Michael Mielke looks over his Nissan Leaf at his home in Salt Lake City Monday, June 25, 2012. Mielke generates his own power through solar panels at his home.

Editor’s note: This is the second in a two-day series on Utah’s battle to reduce air pollution along the Wasatch Front and key areas of the state. Read the first part, “Clearing the air: That air you’re breathing may be slowly killing you.

SALT LAKE CITY — Like many men out there, Salt Lake resident Michael Mielke is so in love with his car he gave it name.

Lela.

“I am in love with Lela and I hate the dirty air.”

Mielke puts his money where his mouth is, and his mouth – his voice – is large in the fight against air pollution in Utah, taking on industry and government officials, including Utah Gov. Gary Herbert.

“The air we breathe not just smells bad and tastes bad, it’s also lethal for people and costing us billions,” Mielke said, noting both health and economic studies citing the toll air pollution is taking in Utah. He bought a home at the top of 18th Avenue in Salt Lake City to escape trapped pollutants on the valley floor.

“I am above 70 to 80 percent of it; it rarely gets this high.
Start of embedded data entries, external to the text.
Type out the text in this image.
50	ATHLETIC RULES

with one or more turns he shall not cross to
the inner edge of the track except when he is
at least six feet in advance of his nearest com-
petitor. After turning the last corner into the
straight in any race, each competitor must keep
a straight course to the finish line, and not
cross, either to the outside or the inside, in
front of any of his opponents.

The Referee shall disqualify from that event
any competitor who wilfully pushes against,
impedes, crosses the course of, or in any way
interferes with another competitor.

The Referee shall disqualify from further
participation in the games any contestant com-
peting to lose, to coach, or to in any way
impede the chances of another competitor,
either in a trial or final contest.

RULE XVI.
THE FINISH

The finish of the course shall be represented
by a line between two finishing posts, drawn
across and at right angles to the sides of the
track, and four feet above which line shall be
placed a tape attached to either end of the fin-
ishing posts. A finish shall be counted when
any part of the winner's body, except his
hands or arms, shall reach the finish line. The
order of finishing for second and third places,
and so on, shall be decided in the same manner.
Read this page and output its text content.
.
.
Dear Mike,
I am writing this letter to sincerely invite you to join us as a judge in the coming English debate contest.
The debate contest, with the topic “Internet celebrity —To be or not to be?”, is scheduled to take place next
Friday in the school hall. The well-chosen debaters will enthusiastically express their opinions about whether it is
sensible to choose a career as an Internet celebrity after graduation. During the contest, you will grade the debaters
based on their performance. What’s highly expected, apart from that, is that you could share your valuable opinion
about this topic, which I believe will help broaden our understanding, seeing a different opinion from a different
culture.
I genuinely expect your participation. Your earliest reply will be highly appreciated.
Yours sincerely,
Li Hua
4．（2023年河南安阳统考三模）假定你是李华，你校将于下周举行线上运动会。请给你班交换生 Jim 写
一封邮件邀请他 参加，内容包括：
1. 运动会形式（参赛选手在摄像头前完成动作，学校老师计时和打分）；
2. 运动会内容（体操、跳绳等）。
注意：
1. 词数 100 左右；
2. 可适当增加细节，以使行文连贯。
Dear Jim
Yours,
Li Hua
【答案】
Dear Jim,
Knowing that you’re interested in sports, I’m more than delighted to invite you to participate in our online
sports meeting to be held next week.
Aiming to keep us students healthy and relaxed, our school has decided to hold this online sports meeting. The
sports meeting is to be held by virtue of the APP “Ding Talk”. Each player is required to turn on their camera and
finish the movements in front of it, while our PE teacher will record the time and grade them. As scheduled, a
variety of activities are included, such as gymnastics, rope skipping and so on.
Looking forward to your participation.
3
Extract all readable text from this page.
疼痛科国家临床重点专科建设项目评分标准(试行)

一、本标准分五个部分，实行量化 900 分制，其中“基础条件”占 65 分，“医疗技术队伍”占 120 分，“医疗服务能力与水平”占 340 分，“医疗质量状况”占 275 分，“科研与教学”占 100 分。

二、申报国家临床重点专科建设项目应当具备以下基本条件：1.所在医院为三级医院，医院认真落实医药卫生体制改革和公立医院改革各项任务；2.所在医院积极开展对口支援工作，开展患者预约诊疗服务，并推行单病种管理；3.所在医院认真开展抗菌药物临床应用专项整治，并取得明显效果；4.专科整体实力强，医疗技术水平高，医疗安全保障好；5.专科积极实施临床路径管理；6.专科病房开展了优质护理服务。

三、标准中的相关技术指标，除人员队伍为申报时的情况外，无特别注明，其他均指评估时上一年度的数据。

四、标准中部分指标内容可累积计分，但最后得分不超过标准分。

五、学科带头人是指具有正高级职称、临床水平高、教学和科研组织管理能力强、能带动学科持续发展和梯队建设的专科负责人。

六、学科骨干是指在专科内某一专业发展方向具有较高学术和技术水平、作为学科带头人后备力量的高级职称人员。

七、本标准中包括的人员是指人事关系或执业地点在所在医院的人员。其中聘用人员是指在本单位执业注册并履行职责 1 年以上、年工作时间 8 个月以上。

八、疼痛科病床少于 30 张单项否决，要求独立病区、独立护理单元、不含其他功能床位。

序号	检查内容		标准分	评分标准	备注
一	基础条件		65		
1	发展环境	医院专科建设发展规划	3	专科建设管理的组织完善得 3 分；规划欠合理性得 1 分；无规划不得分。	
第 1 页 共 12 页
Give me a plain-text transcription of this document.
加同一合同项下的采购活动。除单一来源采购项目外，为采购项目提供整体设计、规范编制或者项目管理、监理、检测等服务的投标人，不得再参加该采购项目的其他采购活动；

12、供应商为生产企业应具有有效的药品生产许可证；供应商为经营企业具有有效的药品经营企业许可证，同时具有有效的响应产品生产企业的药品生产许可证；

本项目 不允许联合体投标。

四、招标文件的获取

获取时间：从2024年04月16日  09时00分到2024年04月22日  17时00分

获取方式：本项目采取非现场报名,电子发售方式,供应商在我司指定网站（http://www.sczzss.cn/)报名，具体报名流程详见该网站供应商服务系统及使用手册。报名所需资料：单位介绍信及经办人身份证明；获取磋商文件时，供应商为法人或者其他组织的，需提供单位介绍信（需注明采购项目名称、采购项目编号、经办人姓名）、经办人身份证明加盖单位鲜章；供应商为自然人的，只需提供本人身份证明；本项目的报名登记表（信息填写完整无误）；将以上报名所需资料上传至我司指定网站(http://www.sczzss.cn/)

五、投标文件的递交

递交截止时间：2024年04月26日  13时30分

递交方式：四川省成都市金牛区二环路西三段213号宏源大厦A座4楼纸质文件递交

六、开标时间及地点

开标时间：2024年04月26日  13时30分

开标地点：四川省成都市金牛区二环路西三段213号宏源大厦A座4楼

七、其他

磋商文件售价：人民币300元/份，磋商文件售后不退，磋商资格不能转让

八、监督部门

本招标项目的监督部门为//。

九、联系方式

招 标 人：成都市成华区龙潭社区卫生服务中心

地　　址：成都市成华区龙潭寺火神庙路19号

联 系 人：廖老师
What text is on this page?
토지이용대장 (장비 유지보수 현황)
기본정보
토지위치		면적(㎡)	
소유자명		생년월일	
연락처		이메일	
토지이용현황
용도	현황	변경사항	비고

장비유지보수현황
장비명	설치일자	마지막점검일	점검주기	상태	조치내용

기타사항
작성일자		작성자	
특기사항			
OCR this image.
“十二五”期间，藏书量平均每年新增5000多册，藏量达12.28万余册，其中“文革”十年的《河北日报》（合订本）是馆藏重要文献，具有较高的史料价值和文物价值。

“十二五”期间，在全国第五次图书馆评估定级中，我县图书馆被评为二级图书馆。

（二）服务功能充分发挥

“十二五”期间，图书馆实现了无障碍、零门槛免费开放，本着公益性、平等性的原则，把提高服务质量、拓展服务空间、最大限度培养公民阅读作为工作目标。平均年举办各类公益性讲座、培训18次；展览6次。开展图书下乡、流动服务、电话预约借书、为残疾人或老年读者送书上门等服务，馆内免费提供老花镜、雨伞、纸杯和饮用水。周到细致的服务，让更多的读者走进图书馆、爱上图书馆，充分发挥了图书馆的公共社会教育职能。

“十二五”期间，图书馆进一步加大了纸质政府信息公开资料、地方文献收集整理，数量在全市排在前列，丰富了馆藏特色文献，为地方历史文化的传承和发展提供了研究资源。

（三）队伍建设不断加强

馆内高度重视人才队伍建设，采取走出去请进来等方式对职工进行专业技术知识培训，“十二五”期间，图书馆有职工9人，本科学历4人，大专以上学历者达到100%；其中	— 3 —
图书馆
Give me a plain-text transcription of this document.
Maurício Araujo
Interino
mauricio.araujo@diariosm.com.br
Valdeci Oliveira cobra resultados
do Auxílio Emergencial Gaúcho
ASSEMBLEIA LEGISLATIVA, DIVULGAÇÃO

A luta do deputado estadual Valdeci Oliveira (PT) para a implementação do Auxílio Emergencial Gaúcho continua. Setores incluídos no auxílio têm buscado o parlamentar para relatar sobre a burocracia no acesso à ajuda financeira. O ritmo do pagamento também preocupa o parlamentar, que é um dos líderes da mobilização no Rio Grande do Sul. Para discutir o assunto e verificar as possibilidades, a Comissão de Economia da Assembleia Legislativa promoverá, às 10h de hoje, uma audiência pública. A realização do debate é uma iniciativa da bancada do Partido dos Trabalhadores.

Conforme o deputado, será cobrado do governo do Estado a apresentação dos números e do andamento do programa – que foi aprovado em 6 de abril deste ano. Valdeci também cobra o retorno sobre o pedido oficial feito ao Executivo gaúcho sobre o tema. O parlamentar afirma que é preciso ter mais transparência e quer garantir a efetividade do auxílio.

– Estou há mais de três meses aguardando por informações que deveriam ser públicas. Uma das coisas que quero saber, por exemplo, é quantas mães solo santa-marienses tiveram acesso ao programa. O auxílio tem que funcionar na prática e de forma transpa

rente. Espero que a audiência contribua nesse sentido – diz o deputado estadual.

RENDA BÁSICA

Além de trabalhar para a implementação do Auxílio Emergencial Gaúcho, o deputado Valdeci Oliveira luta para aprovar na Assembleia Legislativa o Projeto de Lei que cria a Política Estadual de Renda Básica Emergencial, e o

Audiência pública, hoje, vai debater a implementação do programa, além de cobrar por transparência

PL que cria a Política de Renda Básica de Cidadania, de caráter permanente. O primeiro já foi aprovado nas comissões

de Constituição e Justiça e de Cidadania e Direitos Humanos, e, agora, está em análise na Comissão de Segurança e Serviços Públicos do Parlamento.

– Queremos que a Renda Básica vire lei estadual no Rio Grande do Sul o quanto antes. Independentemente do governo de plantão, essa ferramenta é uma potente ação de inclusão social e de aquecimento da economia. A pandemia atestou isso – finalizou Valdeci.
But I try to avoid breathing it.” He also tries to avoid contributing to it.

Despite his advocacy, he looks inward to solve the problem of air pollution. He proudly boasts that his all-electric Nissan Leaf has zero emissions.

Before critics rush to say he plugs into electrical power generated by burning coal — he points out that he doesn’t.

Instead, he’s invested in 18 solar panels that are affixed to the roof of his home nestled against the foothills high in the Avenues of Salt Lake City.

Those panels generate 3,200 watts of power and provide the electricity to charge the Leaf he bought last November.